が、そこから裸の交わりに発展することはなく、それどころかキスすらしなかった。ここが教会だからという理由もあるが、そうでなくとも、ただくっついているだけで満足できた。
ジンの体に、赤黒い入れ墨がうっすら浮かび上がっていた。
* *
ジンとシェリーズは階下に下り、薄汚れた厨房に立つ。
平日の夕方。食事時。教会の中には誰もいない。
「さあ、王子。お手伝いしていただきますよ」
召し使いを雇う余裕などない貧乏教会である。食事を含め、あらゆる家事は自分達でこなさなければならない。特に、現状、シェリーズが自分を、
「王位継承順位筆頭王子だ」
などと名乗るわけにはいかない。ゆえに、ここ最近は身の回りのことを自分でやらねばならなかった。王族の一員としては屈辱的とも思える環境だが、そこは意外と、
「こういう暮らしも悪くない」
楽しめているようであった。
野菜や穀物は、どれも神父が自分で育てたか、近隣の百姓が布施してくれたものである。王宮の料理に慣れている二人も、やはり美味とは新鮮さに他ならないと感嘆する。

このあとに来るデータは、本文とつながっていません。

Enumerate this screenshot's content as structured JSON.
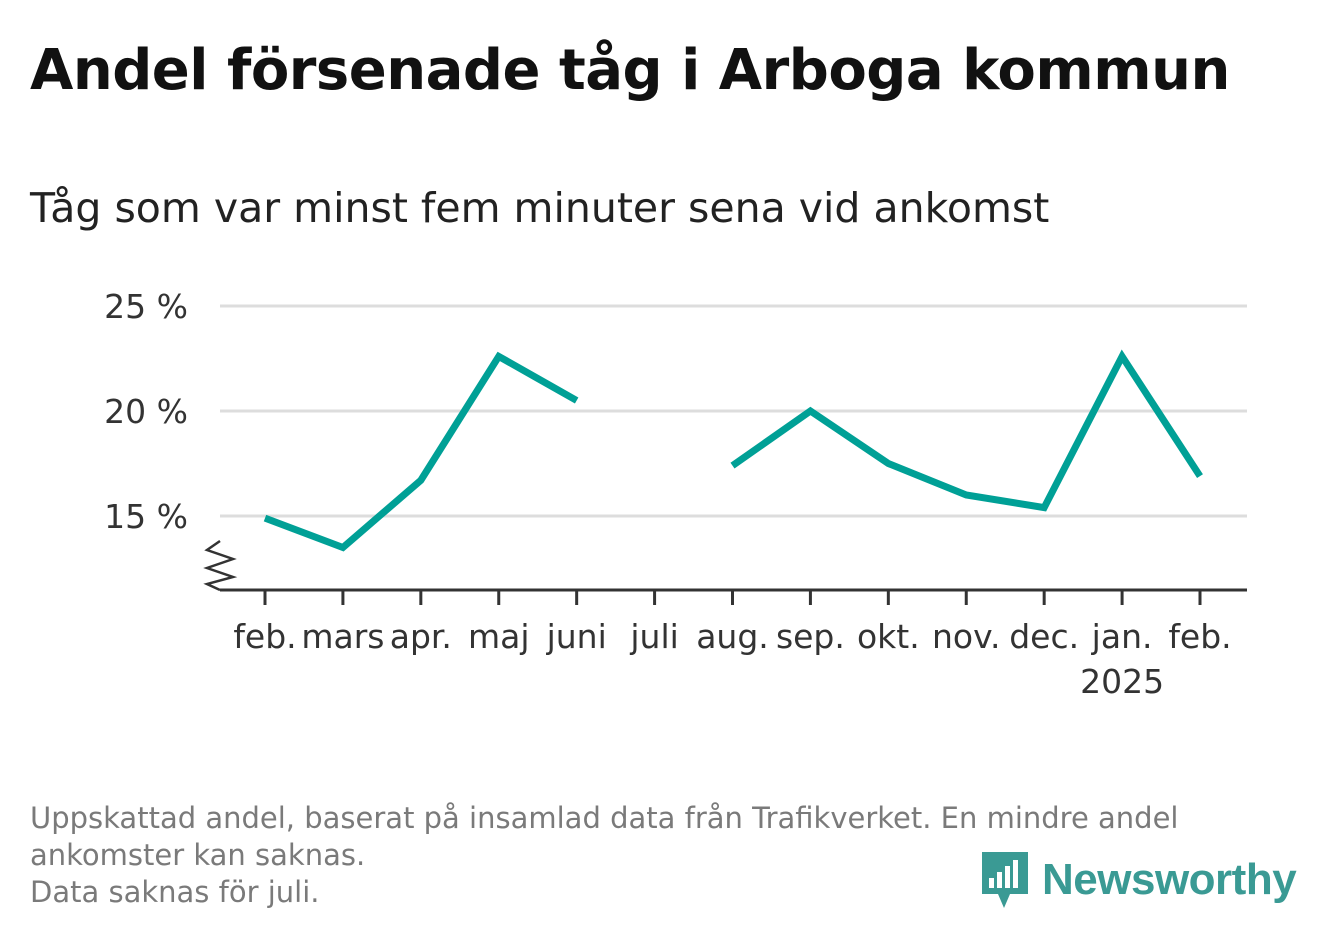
{
  "title": "Andel försenade tåg i Arboga kommun",
  "subtitle": "Tåg som var minst fem minuter sena vid ankomst",
  "footer": {
    "line1": "Uppskattad andel, baserat på insamlad data från Trafikverket. En mindre andel",
    "line2": "ankomster kan saknas.",
    "line3": "Data saknas för juli."
  },
  "logo": {
    "text": "Newsworthy",
    "icon": "newsworthy-logo-icon"
  },
  "colors": {
    "line": "#00a096",
    "grid": "#dddddd",
    "axis": "#333333",
    "logo": "#3a9a94"
  },
  "chart_data": {
    "type": "line",
    "title": "Andel försenade tåg i Arboga kommun",
    "subtitle": "Tåg som var minst fem minuter sena vid ankomst",
    "categories": [
      "feb.",
      "mars",
      "apr.",
      "maj",
      "juni",
      "juli",
      "aug.",
      "sep.",
      "okt.",
      "nov.",
      "dec.",
      "jan.",
      "feb."
    ],
    "category_sublabels": [
      "",
      "",
      "",
      "",
      "",
      "",
      "",
      "",
      "",
      "",
      "",
      "2025",
      ""
    ],
    "values": [
      14.9,
      13.5,
      16.7,
      22.6,
      20.5,
      null,
      17.4,
      20.0,
      17.5,
      16.0,
      15.4,
      22.6,
      16.9
    ],
    "yticks": [
      15,
      20,
      25
    ],
    "ytick_labels": [
      "15 %",
      "20 %",
      "25 %"
    ],
    "ylim": [
      11.5,
      25
    ],
    "y_axis_break": true,
    "grid": true,
    "legend": "none"
  }
}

そうした食材を洗ったり切ったりしつつ、シェリーズは、
「ドクダミはどこへ行った?」
神父のことである。
「お出掛けのようですね。おそらく、畑仕事でしょう」
「さあて、どうかな」
「と、おっしゃいますと?」
「私達を見捨てたのかもしれない」
「王子、失礼ですぞ」
まさに失礼な会話をしている時だった。
「見捨てた方がよかったですかあ?」
まずいことに、本人に陰口を聞かれてしまった。
当教会の神父、ドクダミ・ハウトゥイニアが調理場の入り口に立っている。